SOXL has higher volatility (68.39%) compared to HOOW (28.68%). In terms of maximum drawdown, HOOW dropped -65.74% vs SOXL's -90.46%.
On 1-year performance, SOXL leads with 976.09% vs 28.92% for HOOW. On fees, SOXL is cheaper at 0.75% per year. On volatility, HOOW has been the lower-risk option at 28.68%. The better choice depends on whether you care most about return, fees, risk, or income.
Over the 1-year period, SOXL has performed better with a 976.09% return vs 28.92%. Past performance does not guarantee future results, so compare this with risk, fees, and fund exposure.

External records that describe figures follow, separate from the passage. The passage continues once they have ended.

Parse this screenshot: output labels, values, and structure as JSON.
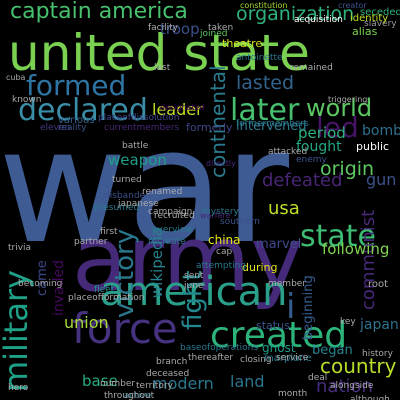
{
  "image": {
    "background": "#000000"
  },
  "words": [
    {
      "text": "war",
      "color": "#3e5b94"
    },
    {
      "text": "army",
      "color": "#452a7a"
    },
    {
      "text": "united state",
      "color": "#7ad151"
    },
    {
      "text": "force",
      "color": "#46327e"
    },
    {
      "text": "created",
      "color": "#2db47b"
    },
    {
      "text": "american",
      "color": "#2a9f8a"
    },
    {
      "text": "formed",
      "color": "#2e75a3"
    },
    {
      "text": "declared",
      "color": "#3a8ea7"
    },
    {
      "text": "captain america",
      "color": "#47c16e"
    },
    {
      "text": "organization",
      "color": "#2eb37c"
    },
    {
      "text": "world",
      "color": "#5cc863"
    },
    {
      "text": "later",
      "color": "#46c06f"
    },
    {
      "text": "military",
      "color": "#1fa188"
    },
    {
      "text": "state",
      "color": "#3dbc74"
    },
    {
      "text": "led",
      "color": "#471365"
    },
    {
      "text": "fight",
      "color": "#23888e"
    },
    {
      "text": "victory",
      "color": "#2a788e"
    },
    {
      "text": "country",
      "color": "#b5de2b"
    },
    {
      "text": "continental",
      "color": "#2a7b8e"
    },
    {
      "text": "defeated",
      "color": "#482576"
    },
    {
      "text": "origin",
      "color": "#5ec962"
    },
    {
      "text": "lasted",
      "color": "#33638d"
    },
    {
      "text": "leader",
      "color": "#c2df23"
    },
    {
      "text": "troop",
      "color": "#3b518b"
    },
    {
      "text": "usa",
      "color": "#bddf26"
    },
    {
      "text": "communist",
      "color": "#482878"
    },
    {
      "text": "union",
      "color": "#a8db34"
    },
    {
      "text": "period",
      "color": "#2db27d"
    },
    {
      "text": "wikipedia",
      "color": "#26828e"
    },
    {
      "text": "modern",
      "color": "#2a788e"
    },
    {
      "text": "land",
      "color": "#2b748e"
    },
    {
      "text": "nation",
      "color": "#472d7b"
    },
    {
      "text": "weapon",
      "color": "#1f9f88"
    },
    {
      "text": "gun",
      "color": "#3b528b"
    },
    {
      "text": "bomb",
      "color": "#2d708e"
    },
    {
      "text": "intervened",
      "color": "#2a788e"
    },
    {
      "text": "fought",
      "color": "#22a884"
    },
    {
      "text": "following",
      "color": "#7fd34e"
    },
    {
      "text": "base",
      "color": "#27ad81"
    },
    {
      "text": "invaded",
      "color": "#46085c"
    },
    {
      "text": "japan",
      "color": "#2c728e"
    },
    {
      "text": "came",
      "color": "#3e4989"
    },
    {
      "text": "began",
      "color": "#26828e"
    },
    {
      "text": "beginning",
      "color": "#365c8d"
    },
    {
      "text": "i",
      "color": "#365d8d"
    },
    {
      "text": "marvel",
      "color": "#3e4a89"
    },
    {
      "text": "public",
      "color": "#ffffff"
    },
    {
      "text": "china",
      "color": "#e7e419"
    }
  ],
  "small_words": [
    "facility",
    "constitution",
    "creator",
    "seceded",
    "slavery",
    "alias",
    "identity",
    "acquisition",
    "theatre",
    "joined",
    "antoinette",
    "formermembers",
    "currentmembers",
    "placeofdissolution",
    "eleven",
    "reality",
    "formerly",
    "various",
    "designated",
    "directly",
    "enemy",
    "fleet",
    "status",
    "ghost",
    "baseofoperations",
    "marplane",
    "closing",
    "key",
    "root",
    "history",
    "hero",
    "active",
    "territory",
    "recruited",
    "turned",
    "presumed",
    "disbanded",
    "warfare",
    "overview",
    "campaign",
    "renamed",
    "first",
    "recreate",
    "during",
    "june",
    "cap",
    "triggering",
    "attempting",
    "mystery",
    "japanese",
    "southern",
    "service",
    "deal",
    "alongside",
    "number",
    "month",
    "last",
    "known",
    "cuba",
    "trivia",
    "becoming",
    "partner",
    "placeofformation",
    "deceased",
    "thereafter",
    "branch",
    "throughout",
    "although",
    "taken",
    "sent",
    "remained",
    "attacked",
    "battle",
    "member",
    "occupied"
  ]
}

SOXL is cheaper with a 0.75% expense ratio, compared with 0.99% for HOOW.
HOOW has the higher dividend yield at 136.33%, compared with 0.03% for SOXL.
They also come from different issuers: Roundhill and Direxion. Their fees differ too: 0.99% for HOOW and 0.75% for SOXL.
SOXL currently has the higher Sharpe Ratio (8.45 vs 0.34), meaning it's delivered slightly more return per unit of risk over the trailing 12 months. However, this ranking shifts over time - use the Risk/Return Score above for a more comprehensive view that combines Sharpe, Sortino, and other measures used by quantitative funds.